既然悉卡羅寺是“水晶意識教”的總部,那“佛之應身”理論上就沉睡於這裡的某個房間內。
“這和閻虎類似啊。”商見曜饒有興致地說道。
聽到他這句話,白晨神情一凝,重複起相應的話語:
“在島上其他地方不能超過三天,在神廟附近區域不能超過半個小時,在神廟內不能超過一刻鐘。”
這,這是公司在探索閻虎神廟上給出的注意事項啊……如果,如果那位“佛之應身”和閻虎狀態類似,那這些注意事項應該也適用……我,我們已經在這裡待了一天半!龍悅紅心中一緊,浮想聯翩。
“應該還是有區別的,至少寺內那些僧侶還沒有什麼事情。”蔣白棉寬慰起組員。
商見曜隨之望向龍悅紅,鄭重說道:
“你別說話。”
龍悅紅緊閉起了嘴巴。
蔣白棉再次低頭,讀起電報後面的內容:
“‘佛之應身’沉睡時,‘水晶意識教’的具體事務由‘圓覺者’之中的首席負責。”
昨晚入滅的首席?白晨、龍悅紅等人總算明白了首席代表什麼。
蔣白棉若有所思了一陣,表情凝重地說道:
“也就是說,那位是‘水晶意識教’明面上最強的人,他的死亡對脆弱的最初城平衡也是一大打擊啊……”
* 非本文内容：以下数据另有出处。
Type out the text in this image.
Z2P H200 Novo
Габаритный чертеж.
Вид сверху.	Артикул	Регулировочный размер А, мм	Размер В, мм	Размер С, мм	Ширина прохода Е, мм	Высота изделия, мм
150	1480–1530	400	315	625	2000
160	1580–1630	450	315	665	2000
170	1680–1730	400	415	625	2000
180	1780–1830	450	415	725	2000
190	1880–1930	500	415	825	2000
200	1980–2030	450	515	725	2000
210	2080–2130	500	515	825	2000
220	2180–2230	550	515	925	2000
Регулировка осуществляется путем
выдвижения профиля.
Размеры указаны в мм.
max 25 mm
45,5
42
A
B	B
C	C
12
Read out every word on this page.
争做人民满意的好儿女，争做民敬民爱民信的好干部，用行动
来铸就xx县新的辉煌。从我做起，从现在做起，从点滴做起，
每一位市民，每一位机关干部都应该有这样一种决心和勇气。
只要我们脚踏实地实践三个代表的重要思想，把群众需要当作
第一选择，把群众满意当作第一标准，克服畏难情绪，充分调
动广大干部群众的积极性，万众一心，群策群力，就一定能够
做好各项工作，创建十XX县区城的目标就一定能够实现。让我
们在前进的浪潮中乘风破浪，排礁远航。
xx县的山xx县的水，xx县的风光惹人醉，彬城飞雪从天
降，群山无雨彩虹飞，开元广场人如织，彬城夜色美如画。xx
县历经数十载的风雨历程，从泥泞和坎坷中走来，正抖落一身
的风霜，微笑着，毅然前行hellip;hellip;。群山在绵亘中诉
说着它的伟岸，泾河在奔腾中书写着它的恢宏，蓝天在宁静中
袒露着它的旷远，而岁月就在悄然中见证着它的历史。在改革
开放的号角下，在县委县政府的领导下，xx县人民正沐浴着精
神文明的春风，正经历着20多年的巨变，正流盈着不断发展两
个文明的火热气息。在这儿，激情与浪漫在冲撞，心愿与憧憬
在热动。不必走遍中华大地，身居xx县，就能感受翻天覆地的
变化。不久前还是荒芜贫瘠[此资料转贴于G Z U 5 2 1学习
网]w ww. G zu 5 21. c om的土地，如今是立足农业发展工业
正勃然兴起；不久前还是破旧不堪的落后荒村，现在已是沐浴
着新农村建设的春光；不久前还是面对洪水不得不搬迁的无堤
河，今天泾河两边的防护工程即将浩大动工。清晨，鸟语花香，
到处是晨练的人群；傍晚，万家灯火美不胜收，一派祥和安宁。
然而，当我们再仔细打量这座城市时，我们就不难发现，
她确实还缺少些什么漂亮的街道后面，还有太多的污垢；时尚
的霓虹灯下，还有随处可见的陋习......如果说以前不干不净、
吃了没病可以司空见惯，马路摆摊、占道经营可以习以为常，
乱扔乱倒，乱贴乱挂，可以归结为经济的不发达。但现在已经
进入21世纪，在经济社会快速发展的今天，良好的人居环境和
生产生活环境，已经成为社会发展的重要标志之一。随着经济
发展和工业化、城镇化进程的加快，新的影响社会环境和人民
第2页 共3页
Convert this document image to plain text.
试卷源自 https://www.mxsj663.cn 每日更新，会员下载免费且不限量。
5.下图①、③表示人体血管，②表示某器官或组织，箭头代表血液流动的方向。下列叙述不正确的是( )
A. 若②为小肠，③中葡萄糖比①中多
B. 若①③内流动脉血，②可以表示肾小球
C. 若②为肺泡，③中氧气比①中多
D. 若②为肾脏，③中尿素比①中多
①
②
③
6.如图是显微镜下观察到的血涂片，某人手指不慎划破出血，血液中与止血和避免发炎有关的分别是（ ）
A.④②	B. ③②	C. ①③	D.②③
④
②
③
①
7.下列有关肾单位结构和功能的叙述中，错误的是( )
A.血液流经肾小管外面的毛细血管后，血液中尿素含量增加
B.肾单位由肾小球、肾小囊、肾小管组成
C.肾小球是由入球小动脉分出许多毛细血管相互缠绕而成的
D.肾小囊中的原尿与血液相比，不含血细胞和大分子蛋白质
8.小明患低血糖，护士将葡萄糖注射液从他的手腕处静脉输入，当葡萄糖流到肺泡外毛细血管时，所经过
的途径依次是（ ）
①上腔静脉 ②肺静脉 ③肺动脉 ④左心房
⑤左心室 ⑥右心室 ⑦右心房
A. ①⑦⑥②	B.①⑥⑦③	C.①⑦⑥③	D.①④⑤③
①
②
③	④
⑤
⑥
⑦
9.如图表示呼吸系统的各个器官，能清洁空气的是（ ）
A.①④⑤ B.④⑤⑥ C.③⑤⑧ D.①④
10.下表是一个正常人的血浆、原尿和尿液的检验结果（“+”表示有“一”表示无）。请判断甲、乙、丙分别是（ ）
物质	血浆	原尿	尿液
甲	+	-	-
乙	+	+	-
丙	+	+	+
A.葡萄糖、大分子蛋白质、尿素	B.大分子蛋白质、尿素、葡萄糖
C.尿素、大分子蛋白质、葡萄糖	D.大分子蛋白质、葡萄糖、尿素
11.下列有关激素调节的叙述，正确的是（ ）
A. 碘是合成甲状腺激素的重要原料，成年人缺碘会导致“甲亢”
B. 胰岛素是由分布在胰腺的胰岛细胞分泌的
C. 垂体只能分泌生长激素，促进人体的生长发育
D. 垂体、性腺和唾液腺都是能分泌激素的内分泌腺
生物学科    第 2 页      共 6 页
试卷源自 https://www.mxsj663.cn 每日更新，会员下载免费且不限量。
電報內容到此爲止,“舊調小組”幾名成員忙碌起別的事情。
…………
寶相莊嚴、皮膚泛着金色的僧人屍體被擡入了焚化塔。
鋼鐵爐門關閉前,這屍體的臉孔突然扭曲了起來,變得極度猙獰。
砰!
隨着爐門關閉,裡面傳出了一聲淒厲的慘叫。
龍悅紅刷地睜開了眼睛,被噩夢嚇得滿頭冷汗。